The ATENEA project aims to join deeply integrated GNSS/INS receiver architectures and LiDAR techniques to provide an advanced navigation solution. The approach is suitable for a wide range of surveying applications in difficult environments - urban mapping has been selected as a reference case.
Urban mapping by LiDAR images is already an active domain but today is only viable using high-end systems with a unitary cost in the order of €amp; 800 000. On the technical level, geo-location and reference for scanned LiDAR observables is provided nowadays by loosely coupled GPS receivers and INS, leading to a lack of performance in urban scenarios with poor satellite visibility and harsh multipath conditions.

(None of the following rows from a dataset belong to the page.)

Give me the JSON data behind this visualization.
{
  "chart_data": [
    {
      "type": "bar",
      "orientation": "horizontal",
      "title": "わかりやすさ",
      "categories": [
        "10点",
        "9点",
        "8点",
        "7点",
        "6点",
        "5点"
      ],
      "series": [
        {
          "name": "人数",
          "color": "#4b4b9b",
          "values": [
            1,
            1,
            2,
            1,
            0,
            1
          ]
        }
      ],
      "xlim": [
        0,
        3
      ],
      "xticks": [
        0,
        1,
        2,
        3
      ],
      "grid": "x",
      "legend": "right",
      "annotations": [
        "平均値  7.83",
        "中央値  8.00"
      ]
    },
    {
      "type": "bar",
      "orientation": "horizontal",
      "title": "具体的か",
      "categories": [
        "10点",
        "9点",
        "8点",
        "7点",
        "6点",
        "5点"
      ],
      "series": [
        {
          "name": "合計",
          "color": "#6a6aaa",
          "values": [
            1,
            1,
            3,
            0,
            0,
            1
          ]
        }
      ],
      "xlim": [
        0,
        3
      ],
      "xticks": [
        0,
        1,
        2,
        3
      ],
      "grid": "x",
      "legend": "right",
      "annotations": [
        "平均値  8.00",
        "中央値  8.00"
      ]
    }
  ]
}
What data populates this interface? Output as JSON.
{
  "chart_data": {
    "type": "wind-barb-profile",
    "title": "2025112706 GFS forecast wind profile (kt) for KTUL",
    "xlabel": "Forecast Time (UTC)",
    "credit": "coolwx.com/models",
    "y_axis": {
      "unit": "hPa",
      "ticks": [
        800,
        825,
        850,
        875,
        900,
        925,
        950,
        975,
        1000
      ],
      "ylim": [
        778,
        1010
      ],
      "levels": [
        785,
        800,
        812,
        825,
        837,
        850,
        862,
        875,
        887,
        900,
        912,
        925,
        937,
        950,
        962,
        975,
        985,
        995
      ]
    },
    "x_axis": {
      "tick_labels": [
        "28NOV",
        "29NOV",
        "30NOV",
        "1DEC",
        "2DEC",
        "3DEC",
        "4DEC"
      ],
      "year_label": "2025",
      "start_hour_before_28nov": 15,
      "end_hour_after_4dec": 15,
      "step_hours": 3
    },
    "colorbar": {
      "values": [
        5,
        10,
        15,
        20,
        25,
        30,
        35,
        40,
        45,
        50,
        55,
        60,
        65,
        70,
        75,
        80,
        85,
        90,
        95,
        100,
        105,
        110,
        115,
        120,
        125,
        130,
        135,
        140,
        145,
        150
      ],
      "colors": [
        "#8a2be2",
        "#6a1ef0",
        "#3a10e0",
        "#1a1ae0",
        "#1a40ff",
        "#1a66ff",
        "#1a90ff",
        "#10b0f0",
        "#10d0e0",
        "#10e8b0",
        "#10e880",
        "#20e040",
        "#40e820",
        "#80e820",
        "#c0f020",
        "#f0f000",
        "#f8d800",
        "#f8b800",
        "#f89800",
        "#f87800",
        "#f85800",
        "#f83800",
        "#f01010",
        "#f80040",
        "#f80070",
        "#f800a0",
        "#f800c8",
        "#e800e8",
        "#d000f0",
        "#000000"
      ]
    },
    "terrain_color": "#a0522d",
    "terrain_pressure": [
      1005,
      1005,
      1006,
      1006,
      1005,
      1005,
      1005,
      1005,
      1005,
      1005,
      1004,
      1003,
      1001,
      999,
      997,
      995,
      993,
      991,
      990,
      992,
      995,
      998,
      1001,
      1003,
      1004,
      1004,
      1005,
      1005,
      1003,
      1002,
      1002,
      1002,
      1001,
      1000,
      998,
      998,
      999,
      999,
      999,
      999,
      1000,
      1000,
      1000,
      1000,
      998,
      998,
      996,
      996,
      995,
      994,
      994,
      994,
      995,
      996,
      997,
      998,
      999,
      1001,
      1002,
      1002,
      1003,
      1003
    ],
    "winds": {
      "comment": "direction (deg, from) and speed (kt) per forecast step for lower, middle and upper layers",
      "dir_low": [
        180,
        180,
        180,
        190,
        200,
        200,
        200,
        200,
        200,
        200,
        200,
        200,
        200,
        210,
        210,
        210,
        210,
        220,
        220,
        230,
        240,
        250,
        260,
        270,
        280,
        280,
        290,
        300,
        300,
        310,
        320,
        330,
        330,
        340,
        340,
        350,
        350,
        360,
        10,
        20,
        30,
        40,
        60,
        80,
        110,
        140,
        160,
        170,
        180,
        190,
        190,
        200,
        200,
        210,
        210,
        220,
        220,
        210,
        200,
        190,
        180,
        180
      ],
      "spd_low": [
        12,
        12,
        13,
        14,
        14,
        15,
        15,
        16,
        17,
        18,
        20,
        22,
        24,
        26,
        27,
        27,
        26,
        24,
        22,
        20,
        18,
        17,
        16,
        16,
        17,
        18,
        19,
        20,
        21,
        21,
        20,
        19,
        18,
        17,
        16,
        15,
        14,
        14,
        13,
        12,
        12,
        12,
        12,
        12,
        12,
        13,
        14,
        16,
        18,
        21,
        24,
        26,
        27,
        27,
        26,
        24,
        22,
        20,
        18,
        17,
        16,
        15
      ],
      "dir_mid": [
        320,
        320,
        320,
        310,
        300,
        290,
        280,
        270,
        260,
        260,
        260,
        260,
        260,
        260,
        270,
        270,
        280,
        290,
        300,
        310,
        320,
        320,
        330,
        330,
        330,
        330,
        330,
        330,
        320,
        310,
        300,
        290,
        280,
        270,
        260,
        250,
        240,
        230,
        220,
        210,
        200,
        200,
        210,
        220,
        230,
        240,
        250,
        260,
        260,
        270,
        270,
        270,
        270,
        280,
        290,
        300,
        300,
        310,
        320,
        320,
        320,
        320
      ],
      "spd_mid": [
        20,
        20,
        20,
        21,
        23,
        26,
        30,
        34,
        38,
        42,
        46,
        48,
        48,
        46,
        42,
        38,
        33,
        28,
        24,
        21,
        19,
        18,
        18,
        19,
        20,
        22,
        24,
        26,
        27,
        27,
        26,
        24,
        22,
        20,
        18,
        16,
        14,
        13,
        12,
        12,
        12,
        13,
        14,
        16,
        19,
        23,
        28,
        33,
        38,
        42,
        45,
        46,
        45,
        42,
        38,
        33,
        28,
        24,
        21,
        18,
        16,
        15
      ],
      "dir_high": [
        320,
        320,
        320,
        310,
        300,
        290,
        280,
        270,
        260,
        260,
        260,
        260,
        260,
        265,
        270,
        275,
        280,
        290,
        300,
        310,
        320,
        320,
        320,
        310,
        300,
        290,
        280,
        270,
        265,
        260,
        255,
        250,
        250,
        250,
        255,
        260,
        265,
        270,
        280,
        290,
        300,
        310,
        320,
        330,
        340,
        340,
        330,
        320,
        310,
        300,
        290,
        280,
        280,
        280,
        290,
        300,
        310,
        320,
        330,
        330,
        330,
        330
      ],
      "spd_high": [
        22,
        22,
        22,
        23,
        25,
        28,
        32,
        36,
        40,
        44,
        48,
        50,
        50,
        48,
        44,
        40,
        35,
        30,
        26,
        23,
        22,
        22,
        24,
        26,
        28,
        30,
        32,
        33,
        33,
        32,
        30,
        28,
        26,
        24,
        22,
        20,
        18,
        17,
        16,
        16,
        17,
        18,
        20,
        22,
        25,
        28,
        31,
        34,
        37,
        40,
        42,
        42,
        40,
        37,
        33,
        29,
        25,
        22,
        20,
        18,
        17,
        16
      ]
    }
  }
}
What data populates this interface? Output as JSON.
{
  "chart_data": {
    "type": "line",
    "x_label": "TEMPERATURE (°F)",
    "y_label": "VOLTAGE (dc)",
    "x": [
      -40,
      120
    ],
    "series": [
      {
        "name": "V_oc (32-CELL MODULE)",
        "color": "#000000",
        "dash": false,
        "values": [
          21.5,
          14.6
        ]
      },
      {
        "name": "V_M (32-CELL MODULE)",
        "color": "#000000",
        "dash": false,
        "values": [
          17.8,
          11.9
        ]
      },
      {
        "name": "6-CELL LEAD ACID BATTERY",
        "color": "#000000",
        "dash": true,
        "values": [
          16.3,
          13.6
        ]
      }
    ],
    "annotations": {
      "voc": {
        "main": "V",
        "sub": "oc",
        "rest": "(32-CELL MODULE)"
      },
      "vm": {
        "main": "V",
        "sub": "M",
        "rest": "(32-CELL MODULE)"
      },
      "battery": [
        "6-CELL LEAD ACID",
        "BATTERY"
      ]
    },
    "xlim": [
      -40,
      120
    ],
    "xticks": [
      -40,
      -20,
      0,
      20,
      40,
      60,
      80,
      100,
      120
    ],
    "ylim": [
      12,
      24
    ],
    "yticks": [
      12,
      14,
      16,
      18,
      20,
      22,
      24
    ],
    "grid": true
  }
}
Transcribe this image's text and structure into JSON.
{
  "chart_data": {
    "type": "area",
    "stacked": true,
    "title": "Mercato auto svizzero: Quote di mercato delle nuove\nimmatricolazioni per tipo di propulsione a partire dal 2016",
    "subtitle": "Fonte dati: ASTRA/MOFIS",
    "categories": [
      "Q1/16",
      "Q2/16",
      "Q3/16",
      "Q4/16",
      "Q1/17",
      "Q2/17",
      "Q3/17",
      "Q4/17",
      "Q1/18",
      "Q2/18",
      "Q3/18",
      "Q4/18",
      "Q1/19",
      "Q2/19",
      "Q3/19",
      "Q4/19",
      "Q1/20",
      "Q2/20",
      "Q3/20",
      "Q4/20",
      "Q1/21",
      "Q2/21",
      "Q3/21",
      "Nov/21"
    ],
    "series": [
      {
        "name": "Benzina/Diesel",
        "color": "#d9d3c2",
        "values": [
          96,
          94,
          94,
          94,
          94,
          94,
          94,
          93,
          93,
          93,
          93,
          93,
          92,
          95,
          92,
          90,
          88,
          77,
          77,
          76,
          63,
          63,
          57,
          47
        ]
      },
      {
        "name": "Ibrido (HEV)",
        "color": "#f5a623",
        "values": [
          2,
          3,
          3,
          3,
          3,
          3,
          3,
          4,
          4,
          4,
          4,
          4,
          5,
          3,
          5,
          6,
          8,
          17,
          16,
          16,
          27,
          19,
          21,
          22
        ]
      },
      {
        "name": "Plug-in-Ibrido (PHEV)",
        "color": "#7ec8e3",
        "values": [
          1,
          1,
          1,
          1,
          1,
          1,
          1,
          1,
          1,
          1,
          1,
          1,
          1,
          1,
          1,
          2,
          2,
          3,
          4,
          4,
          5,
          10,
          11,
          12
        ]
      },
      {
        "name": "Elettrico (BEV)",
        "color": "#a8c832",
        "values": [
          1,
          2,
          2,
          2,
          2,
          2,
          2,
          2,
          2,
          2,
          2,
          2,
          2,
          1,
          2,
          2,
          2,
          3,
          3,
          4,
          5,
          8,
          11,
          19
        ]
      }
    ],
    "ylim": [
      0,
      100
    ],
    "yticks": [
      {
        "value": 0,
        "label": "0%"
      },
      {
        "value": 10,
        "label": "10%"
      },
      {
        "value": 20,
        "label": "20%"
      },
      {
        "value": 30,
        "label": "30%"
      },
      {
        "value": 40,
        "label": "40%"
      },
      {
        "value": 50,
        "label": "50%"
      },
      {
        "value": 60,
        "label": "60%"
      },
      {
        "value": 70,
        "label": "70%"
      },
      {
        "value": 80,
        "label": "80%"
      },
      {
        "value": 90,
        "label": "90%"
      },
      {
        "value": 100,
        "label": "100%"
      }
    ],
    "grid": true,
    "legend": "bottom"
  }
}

ATENEA will tackle the most challenging issues with this type of application, showing how the use of Galileo signals, integrated positioning and observable processing can combine to solve the more severe technical issues (robustness and continuity), increase accuracy and drastically reduce the system’s cost.
The goal of the ATENEA project is to:
- develop an advanced technology concept for seamless navigation at the centimetre-level, regardless of the environment;
- integrate the complementary capabilities of GNSS, inertial navigation and object feature-based navigation from LiDAR sensors, thus reducing the costs of the currently expensive LiDAR devices for precise laser scanning;
- demonstrate the concept by implementing the developed algorithms in a dedicated SW simulation platform;
- perform a validation campaign focused on urban environment, including both synthetic and real measurements.
Current state-of-the-art of hybridisation applications will be improved with ultra-tight integration of the inertial sensors, navigation processor and signal processing tracking loops, adding additional robustness under high-user dynamics and SIS signal blockages.
The Galileo signal capabilities will be exploited and errors in the pseudo-range observables will be reduced to the minimum, using dedicated multipath and interference mitigation techniques and taking benefit of the new Galileo L1 MBOC and E5 AltBOC signals.
The different algorithms will be developed and tested in a SW environment, and a field campaign with real data will also be carried out. The developed technologies will be investigated down to a pre-industrialised solution ready to be integrated in a professional receiver.
The potential impact of the ATENEA technology is related to the ability to navigate at a 1-s accuracy level ranging from 0.05 to 0.50 m in urban areas. This capacity is an enabler for numerous outdoor – and even some indoor – applications. This capacity is the result of integrating three different, mutually complementary technology principles: GNSS ranging, inertial sensing and LiDAR ranging.
Among other applications, the technology to be developed under ATENEA will be key for the third generation mapping paradigm, terrestrial mobile mapping: 3D Earth surface models that will include 3D urban city models. Three-dimensional models of the Earth surface must be elaborated by combining data from aerial/satellite and terrestrial missions. ATENEA is the enabler for terrestrial geo-data acquisition missions.